Your original statement was that having a couple of failures brings into question its claims about performance. It doesn't because it doesn't claim such high performance. 99.31% is lower than perhaps 997 out of 1000 or whatever the GP tested. Of course having unpredictable failures is a worry but it's a different worry.
> It whiffed multiple common softballs

I must have missed this in the article. Where was this?

...It's in the comment you were responding to. Directly above the section you quoted.
I understand that, but it wasn't clear to me where those examples came from.
It's pretty obvious from the whole comment that they're his own experience. Are you going anywhere with this or are you just saying things?
It provided the wrong file-types for some files, so I cannot rely on its output to be correct.

If you wanted to, for example, use this tool to route different files to different format-specific handlers it would sometimes send files to the wrong handlers.

Except a 100% correct implementation doesn't exist AFAIK. So if I want to do anything that makes a decision based on the type of a file, I have to pick some algorithm to do that.

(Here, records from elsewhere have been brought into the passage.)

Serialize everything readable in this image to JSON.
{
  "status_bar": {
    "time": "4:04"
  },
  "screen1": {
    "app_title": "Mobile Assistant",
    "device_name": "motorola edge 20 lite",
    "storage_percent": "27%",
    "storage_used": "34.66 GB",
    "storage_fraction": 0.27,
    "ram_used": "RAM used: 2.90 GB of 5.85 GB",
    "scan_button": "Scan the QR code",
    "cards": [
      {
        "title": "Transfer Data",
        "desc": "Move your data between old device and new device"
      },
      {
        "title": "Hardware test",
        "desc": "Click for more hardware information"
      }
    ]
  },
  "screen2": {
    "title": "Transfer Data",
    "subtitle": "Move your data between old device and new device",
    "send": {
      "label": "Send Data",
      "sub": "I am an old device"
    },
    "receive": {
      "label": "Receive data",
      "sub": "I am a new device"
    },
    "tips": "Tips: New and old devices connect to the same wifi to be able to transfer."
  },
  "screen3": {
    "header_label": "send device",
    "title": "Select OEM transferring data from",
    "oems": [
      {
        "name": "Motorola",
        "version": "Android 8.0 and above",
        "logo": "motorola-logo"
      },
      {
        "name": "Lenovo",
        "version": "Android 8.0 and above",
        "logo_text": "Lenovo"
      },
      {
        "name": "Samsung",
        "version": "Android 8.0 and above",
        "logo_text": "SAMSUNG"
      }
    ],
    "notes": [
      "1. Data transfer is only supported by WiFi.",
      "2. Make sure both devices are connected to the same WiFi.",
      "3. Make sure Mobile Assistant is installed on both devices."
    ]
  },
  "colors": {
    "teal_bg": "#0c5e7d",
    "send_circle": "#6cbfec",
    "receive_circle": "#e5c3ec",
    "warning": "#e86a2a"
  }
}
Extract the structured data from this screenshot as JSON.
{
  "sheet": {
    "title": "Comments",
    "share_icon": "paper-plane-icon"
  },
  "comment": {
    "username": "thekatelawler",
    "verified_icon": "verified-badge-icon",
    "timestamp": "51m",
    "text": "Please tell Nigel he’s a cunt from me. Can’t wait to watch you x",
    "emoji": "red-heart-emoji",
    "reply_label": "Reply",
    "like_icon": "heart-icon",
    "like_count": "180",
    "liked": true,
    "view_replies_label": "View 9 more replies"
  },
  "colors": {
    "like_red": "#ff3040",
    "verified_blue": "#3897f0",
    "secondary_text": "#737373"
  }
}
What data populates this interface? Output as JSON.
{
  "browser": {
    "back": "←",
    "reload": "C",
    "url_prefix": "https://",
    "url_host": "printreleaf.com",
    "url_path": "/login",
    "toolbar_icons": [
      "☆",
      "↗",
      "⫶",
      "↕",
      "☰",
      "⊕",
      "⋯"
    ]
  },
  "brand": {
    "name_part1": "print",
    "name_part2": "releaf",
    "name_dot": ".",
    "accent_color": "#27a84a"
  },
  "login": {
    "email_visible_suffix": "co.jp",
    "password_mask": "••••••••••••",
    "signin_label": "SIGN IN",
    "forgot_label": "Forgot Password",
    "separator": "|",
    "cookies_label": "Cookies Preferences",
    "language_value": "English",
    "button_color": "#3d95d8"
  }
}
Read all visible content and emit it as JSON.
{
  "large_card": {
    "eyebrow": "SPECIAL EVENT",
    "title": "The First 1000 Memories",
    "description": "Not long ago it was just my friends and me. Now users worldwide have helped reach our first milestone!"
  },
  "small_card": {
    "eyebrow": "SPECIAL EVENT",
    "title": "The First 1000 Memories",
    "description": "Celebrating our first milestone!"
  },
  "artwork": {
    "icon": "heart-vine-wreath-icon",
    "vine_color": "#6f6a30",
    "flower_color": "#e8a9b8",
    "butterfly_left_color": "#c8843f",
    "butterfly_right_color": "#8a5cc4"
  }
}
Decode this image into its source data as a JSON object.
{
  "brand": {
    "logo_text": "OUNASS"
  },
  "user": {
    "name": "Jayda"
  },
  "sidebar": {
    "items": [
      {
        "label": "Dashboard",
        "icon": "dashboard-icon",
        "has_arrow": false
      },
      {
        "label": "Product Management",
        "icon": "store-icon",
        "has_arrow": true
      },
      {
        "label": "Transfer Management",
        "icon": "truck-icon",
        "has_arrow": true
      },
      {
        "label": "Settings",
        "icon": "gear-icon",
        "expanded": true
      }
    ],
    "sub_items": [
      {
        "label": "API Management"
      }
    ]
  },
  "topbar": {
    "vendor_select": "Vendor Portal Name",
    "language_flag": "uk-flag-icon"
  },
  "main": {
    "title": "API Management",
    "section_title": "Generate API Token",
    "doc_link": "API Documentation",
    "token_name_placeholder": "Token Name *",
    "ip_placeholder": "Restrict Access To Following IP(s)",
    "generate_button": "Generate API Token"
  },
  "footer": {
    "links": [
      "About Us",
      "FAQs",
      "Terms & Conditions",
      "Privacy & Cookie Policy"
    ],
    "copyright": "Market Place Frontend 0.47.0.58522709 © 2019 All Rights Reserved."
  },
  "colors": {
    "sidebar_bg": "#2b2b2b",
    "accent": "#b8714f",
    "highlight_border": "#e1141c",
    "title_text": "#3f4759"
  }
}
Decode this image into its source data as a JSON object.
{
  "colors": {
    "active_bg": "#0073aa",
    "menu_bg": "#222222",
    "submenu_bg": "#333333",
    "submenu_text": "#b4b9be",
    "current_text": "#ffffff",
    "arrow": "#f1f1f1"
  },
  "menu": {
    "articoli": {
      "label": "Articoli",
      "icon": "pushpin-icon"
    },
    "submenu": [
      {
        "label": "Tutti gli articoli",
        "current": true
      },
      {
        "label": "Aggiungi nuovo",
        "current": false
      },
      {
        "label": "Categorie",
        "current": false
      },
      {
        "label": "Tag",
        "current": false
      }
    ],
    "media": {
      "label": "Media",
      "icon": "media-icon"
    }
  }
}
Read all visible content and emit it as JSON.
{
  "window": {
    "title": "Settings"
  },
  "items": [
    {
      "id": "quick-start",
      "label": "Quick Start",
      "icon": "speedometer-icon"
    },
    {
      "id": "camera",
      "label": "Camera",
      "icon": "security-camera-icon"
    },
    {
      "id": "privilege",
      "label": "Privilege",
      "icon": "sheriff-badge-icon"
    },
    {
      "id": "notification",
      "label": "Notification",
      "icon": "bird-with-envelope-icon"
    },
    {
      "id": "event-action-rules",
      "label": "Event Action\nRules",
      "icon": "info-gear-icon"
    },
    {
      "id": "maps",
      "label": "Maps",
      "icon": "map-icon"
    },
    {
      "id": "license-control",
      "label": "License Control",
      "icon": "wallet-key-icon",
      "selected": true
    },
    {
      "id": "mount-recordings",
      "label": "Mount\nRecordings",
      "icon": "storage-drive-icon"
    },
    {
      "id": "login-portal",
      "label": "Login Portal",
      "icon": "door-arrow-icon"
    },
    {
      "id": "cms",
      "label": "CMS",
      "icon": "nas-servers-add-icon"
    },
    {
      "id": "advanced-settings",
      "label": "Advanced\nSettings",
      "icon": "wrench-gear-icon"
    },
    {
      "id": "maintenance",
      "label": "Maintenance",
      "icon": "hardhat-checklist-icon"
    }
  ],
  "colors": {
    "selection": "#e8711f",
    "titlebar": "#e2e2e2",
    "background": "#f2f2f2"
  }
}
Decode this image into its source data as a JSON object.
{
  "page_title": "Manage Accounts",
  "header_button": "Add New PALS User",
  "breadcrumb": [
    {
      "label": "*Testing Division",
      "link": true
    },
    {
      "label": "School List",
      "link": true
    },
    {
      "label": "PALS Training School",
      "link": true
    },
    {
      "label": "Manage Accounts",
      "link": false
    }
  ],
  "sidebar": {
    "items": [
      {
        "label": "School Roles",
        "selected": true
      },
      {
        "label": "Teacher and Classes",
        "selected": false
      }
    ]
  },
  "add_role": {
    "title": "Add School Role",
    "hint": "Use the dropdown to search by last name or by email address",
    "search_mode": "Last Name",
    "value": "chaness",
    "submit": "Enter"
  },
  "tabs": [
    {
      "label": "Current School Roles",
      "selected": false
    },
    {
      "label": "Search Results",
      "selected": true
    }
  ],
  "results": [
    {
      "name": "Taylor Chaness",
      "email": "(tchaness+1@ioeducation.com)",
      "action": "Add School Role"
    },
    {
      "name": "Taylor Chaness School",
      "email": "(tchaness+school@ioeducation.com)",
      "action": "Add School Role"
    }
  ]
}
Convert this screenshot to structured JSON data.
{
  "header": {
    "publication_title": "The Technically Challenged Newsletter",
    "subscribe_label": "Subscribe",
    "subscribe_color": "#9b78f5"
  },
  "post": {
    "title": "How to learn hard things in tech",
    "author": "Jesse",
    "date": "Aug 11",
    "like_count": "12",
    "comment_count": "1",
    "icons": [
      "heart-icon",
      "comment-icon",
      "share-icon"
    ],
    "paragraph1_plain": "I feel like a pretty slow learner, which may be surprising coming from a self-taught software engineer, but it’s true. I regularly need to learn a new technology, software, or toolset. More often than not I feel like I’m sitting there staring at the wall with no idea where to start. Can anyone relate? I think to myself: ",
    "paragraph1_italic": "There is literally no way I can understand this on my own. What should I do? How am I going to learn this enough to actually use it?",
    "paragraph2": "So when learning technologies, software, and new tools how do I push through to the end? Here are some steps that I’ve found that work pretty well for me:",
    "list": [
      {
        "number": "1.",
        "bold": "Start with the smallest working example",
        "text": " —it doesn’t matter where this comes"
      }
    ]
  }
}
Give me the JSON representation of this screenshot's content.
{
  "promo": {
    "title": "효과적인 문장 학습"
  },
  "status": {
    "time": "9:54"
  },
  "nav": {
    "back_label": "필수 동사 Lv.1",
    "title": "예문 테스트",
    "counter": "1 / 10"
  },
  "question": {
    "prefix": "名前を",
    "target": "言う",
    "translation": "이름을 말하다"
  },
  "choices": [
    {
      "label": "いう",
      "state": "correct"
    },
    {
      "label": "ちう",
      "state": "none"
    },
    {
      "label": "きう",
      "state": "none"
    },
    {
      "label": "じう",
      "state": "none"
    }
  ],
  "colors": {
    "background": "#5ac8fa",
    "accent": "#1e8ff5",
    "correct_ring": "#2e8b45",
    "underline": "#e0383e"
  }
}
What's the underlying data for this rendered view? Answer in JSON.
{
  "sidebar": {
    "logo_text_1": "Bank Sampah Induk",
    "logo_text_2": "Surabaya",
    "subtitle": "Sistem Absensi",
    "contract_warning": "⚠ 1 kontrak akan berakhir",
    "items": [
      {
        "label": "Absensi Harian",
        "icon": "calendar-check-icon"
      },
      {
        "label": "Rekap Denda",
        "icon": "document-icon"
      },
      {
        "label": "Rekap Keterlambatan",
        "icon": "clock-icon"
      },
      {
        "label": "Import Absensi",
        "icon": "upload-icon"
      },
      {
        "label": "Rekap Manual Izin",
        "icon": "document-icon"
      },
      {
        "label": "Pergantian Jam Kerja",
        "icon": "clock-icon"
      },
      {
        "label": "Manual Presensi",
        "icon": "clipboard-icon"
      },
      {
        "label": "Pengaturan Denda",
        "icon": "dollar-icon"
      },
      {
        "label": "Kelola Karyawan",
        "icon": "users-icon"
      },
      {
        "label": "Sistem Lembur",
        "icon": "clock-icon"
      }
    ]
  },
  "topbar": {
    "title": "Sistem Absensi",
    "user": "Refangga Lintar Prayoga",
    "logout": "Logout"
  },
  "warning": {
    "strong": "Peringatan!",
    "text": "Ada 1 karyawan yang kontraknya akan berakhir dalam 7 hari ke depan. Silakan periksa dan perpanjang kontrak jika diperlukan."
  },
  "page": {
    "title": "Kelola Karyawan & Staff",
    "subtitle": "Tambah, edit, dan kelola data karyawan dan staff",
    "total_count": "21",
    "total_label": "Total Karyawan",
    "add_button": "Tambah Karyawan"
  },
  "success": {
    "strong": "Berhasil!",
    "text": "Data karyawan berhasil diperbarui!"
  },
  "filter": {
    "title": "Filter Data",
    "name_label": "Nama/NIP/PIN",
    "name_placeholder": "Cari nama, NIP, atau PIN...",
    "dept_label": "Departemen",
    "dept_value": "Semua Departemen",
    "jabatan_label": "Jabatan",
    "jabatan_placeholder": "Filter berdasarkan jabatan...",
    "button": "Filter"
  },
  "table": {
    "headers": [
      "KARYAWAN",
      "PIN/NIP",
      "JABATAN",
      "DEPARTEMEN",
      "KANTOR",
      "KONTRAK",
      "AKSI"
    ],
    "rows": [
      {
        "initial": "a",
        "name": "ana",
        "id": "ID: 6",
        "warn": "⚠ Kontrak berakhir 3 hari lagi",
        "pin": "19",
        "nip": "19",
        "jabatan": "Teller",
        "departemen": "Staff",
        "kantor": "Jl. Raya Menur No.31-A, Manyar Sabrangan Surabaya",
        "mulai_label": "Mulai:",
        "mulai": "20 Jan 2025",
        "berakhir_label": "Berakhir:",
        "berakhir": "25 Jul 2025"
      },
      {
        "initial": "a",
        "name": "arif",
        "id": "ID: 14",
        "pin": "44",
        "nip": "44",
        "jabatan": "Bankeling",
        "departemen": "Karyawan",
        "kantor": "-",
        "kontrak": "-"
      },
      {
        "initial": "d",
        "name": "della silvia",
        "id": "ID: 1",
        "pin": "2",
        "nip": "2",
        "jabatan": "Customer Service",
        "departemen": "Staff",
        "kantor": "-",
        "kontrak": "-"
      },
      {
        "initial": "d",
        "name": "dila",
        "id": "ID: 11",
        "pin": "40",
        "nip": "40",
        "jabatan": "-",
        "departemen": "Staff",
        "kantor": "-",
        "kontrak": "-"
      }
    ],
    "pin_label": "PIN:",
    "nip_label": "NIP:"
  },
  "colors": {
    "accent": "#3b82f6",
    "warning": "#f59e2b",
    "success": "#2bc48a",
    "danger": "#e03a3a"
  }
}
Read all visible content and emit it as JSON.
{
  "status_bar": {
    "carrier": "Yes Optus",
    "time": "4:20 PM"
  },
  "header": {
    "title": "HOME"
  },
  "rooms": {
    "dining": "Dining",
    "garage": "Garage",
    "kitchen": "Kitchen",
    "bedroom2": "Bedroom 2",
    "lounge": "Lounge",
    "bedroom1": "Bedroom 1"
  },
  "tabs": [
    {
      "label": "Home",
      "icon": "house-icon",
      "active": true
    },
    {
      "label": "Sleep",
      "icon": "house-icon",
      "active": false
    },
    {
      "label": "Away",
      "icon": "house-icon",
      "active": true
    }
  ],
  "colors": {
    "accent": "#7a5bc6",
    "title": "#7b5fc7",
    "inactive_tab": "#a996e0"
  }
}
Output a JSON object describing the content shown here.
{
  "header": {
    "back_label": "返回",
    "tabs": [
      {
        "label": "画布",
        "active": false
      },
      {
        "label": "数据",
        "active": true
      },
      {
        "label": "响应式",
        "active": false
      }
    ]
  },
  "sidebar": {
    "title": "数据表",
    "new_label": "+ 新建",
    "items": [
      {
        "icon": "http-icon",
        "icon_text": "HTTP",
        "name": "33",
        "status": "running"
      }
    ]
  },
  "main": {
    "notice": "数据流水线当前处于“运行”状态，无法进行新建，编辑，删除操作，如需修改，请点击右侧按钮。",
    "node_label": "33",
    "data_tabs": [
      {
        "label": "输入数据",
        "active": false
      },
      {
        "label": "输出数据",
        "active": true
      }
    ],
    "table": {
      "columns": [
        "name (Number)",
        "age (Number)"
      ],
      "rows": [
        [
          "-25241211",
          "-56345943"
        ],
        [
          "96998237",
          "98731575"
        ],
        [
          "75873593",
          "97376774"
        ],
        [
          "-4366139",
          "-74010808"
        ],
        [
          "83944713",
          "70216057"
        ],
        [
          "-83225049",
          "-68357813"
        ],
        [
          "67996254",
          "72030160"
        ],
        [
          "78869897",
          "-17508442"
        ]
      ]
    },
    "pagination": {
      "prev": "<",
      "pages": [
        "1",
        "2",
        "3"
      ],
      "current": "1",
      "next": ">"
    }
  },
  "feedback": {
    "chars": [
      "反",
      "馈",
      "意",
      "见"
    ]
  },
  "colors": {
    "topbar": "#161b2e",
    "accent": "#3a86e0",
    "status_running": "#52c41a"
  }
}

If I can do that correctly 99% of the time, that's better than not being able to make that decision at all, which is where I'm left if a perfect implementation doesn't exist.
Nobody's asking for perfection. But the AI is offering inexplicable and obvious nondeterministic mistakes that the traditional algorithms don't suffer from.

Magika goes wrong and your fonts become audio files and nobody knows why. Magic goes wrong and your ZIP-based documents get mistaken for generic ZIP files. If you work with that edge case a lot, you can anticipate it with traditional algorithms. You can't anticipate nondeterministic hallucination.

Seconding this.

Something like Magika is potentially useful as a second pass if conventional methods of detecting a file type fail or yield a low-confidence result. But, for the majority of binary files, those conventional methods are perfectly adequate. If the first few bytes of a file are "GIF89a", you don't need an AI to tell you that it's probably a GIF image.

Doesn't seem all that non-deterministic. I tested the vba.html example multiple times and it always said it was VBA. I added a space between </HEAD> and <BODY> and it correctly picked HTML as most likely but with a low confidence.

So I think we can say it's sensitive to mysterious features, not that it's non-deterministic. Still leads to your same conclusion that you can't anticipate the failures. But I don't think you can with traditional tools either. Some magic numbers are just plain text (like MZ) which could legitimately accidentally appear at the beginning of a plain text file, for example.

Where are you getting the non-determinism part from? It would seem surprising for there to be anything non-deterministic about an ML model like this, and nothing in the original reports seems to suggest that either.
Large ML models tend to be uncorrectably non-deterministic simply from doing lots of floating point math in parallel. Addition and multiplication of floats is neither commutative nor associative - you may get different results depending on the order in which you add/multiply numbers.
Addition and multiplication of floats are commutative.
> It would seem surprising for there to be anything non-deterministic about an ML model like this

I think there may be some confusion of ideas going in here. Machine learning is fundamentally stochastic, so it is non-deterministic almost by definition.